5. Glasser et al. The minimal preprocessing pipelines for the Human Connectome Project. NeuroImage (2013)

6. Ronneberger et al.: U-net: Convolutional networks for biomedical image segmentation. In: MICCAI. pp. 234–241. Springer (2015)

7. Jeurissen et al. Multi-tissue constrained spherical deconvolution for improved analysis of multi-shell diffusion MRI data. NeuroImage (2014)

8. Tournier et al. Improved probabilistic streamlines tractography by 2nd order integration over fibre orientation distributions. In: Proc. ISMRM. p. 1670 (2010)

9. Garyfallidis et al. Quickbundles, a method for tractography simplification. Frontiers in Neuroscience (2012)

10. Stieltjes et al.: Diffusion Tensor Imaging - Introduction and Atlas. Springer Berlin Heidelberg (2013)
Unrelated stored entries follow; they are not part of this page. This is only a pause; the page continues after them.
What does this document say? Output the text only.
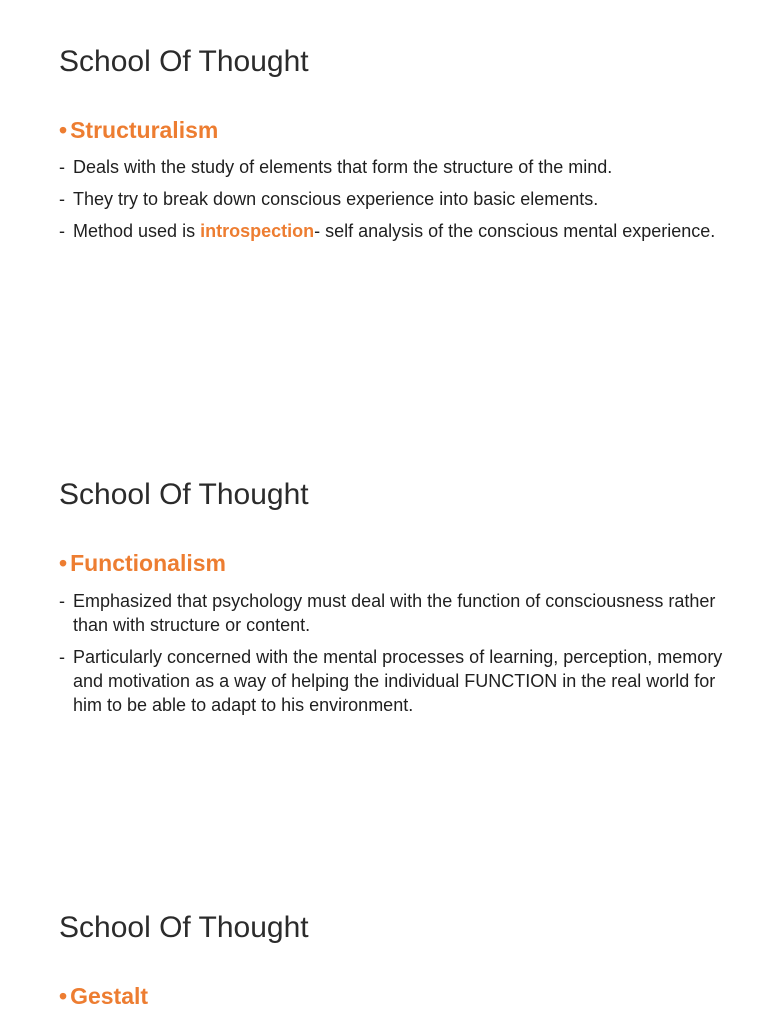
School Of Thought
• Structuralism
- Deals with the study of elements that form the structure of the mind.
- They try to break down conscious experience into basic elements.
- Method used is introspection- self analysis of the conscious mental experience.
School Of Thought
• Functionalism
- Emphasized that psychology must deal with the function of consciousness rather than with structure or content.
- Particularly concerned with the mental processes of learning, perception, memory and motivation as a way of helping the individual FUNCTION in the real world for him to be able to adapt to his environment.
School Of Thought
• Gestalt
11. Avants et al. Symmetric Diffeomorphic Image Registration with Cross-Correlation: Evaluating Automated Labeling of Elderly and Neurodegenerative Brain, 12(1), 26-41 (2009)

Figures

Figure 1: Pipeline of our method: (1) We run Constrained Spherical Deconvolution and then extract the three main peaks of those for each voxel. Those are the input features for our U-Net. (2) We run the U-Net three times. Once for each 2D slice direction: axial, coronal, sagittal. We take the mean of the resulting three outputs. (3) We get binary segmentations of all major white matter bundles.
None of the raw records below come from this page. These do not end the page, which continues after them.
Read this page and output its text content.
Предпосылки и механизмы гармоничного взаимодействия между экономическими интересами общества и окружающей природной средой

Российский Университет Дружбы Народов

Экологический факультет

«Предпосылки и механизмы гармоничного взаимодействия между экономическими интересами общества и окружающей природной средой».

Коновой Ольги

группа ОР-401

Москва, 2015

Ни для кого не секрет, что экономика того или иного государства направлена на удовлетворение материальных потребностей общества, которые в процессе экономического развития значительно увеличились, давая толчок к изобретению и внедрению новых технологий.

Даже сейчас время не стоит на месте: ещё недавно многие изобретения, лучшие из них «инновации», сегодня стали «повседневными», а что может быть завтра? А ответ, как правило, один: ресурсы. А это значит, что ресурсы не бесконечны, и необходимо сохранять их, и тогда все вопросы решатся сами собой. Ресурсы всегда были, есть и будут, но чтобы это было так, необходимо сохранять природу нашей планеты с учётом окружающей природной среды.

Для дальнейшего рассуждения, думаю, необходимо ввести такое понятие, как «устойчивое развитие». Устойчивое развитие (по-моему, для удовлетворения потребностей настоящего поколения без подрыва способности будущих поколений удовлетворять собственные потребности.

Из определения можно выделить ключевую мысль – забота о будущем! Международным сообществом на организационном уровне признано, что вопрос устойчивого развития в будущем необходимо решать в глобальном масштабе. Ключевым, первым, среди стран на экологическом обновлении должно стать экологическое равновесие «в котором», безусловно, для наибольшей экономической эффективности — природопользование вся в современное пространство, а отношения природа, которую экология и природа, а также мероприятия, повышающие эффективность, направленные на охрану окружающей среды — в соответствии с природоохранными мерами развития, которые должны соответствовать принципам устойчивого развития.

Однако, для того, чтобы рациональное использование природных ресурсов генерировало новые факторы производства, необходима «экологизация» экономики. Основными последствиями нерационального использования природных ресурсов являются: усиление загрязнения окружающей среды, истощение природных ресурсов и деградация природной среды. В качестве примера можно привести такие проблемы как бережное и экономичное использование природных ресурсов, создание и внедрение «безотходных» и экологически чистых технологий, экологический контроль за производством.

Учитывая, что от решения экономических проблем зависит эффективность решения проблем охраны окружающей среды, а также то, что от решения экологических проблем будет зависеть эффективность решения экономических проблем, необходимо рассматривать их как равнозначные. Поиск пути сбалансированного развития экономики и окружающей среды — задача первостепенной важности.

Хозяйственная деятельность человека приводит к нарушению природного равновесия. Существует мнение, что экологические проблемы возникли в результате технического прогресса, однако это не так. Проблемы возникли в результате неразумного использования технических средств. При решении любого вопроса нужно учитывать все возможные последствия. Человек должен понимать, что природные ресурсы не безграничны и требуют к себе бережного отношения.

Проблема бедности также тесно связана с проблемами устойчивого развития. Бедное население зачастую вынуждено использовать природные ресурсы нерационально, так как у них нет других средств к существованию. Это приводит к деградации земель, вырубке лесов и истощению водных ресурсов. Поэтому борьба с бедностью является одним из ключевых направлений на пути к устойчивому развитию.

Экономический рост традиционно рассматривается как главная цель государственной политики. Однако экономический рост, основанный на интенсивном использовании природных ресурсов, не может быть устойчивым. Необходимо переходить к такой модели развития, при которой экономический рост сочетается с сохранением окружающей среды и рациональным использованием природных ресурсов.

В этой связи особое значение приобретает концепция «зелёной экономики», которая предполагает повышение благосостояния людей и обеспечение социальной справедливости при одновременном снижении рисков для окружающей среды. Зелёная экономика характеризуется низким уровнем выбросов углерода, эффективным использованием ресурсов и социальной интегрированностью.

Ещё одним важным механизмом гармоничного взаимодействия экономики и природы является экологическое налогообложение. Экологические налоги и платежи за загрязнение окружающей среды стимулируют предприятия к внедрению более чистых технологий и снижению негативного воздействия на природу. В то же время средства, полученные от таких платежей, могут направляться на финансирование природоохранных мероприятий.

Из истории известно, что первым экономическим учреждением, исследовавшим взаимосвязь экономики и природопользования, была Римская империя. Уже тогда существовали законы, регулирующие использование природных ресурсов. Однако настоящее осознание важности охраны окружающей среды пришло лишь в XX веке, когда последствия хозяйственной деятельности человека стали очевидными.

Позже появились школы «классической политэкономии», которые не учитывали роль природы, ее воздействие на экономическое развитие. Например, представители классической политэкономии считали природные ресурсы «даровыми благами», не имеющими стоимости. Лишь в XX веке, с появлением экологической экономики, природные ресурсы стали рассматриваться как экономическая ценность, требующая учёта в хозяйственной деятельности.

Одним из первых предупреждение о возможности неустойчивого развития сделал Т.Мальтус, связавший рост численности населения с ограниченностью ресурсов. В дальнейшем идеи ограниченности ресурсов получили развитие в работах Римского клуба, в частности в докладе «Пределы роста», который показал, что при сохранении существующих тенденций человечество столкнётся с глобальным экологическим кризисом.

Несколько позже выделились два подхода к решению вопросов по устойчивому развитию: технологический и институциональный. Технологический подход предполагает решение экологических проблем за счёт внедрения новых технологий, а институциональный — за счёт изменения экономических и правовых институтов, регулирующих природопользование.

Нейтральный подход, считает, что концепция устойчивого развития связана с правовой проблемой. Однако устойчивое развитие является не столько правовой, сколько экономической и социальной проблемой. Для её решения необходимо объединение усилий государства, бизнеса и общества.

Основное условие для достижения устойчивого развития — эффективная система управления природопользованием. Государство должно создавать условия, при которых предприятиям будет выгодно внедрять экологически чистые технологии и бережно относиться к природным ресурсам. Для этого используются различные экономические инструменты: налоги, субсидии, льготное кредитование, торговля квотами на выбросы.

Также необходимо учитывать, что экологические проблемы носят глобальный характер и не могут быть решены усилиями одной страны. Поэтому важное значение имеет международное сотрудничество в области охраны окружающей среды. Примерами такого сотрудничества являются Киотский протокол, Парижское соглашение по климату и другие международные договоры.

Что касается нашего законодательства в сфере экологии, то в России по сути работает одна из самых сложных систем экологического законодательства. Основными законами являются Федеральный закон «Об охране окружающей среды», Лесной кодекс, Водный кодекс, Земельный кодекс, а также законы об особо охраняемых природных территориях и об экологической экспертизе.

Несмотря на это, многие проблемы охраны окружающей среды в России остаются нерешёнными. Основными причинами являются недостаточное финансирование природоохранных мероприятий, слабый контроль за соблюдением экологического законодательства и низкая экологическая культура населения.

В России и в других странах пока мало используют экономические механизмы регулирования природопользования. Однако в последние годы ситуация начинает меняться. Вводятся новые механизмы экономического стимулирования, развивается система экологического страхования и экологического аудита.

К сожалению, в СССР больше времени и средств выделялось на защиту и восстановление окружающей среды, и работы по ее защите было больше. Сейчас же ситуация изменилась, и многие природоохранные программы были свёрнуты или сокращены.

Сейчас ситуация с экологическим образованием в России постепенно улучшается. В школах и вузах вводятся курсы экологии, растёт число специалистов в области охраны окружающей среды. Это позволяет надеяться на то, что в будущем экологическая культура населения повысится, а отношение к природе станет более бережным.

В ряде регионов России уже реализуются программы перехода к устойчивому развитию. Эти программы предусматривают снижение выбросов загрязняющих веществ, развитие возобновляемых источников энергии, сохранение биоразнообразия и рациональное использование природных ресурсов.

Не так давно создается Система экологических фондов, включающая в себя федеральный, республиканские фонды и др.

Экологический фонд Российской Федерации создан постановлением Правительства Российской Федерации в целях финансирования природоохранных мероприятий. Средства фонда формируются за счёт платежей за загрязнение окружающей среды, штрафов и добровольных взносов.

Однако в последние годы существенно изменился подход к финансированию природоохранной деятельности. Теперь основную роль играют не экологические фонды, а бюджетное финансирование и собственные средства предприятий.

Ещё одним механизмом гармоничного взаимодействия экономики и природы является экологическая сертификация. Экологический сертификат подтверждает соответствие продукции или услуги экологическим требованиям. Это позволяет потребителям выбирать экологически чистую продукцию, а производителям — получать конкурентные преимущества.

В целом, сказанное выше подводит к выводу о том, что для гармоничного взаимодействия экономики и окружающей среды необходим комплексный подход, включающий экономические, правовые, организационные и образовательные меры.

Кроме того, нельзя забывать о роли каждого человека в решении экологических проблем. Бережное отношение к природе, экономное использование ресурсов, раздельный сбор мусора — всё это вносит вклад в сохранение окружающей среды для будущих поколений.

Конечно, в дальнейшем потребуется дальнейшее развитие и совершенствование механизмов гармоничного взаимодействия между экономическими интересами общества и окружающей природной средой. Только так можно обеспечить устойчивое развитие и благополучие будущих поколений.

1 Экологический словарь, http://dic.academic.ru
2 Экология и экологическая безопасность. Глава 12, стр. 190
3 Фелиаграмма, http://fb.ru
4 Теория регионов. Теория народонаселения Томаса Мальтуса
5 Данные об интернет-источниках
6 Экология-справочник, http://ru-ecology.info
Figure 2: Results of 5-fold cross validation on 105 subjects for the analyzed methods. The score is the mean over all 74 bundles. HCP Quality is the original HCP resolution. Clinical Quality is the HCP dataset downsampled to 2.5mm isotropic resolution and 32 gradients with b=1000s/mm2. We only qualitatively compare to TRACULA and WMA, as those two libraries use different reference tracts, making quantitative comparison difficult.

Figure 3: Segmentation results of all methods on the clinical quality data for three bundles: The Inferior Occipito-frontal Fascicle (IFO) which is relatively easy to reconstruct, the Corticospinal Tract (CST) which is harder to reconstruct due to its lateral projects and the Anterior Commissure (CA) which is also hard to reconstruct due to its small sizeRobust extraction of the CA with TractQuerier is not possible due to the used Freesurfer gray matter parcellation which is too rough to create proper queries for the CA. Tracula does not support the CA and the IFO.

Figure 4: Runtime of each method in minutes for extracting all bundles for one new subject. On clinical quality data the proposed method is 2x faster than Atlas and 460x faster than average of all other methods. On the HCP quality data our method takes 19.5 minutes. This is due to the long time it takes to run Constrained Spherical Deconvolution on high resolution data to generate the input peaks. Our segmentation network only takes 33 seconds to run.

Figure 5: The CA and the lateral projections of the CST are difficult to reconstruct with tractography. On some subjects we were not able to extract those completely with our semi-automatic reference bundle segmentation approach (green). Our proposed method nevertheless manages to find them completely (red) although it is trained with noisy reference tracts.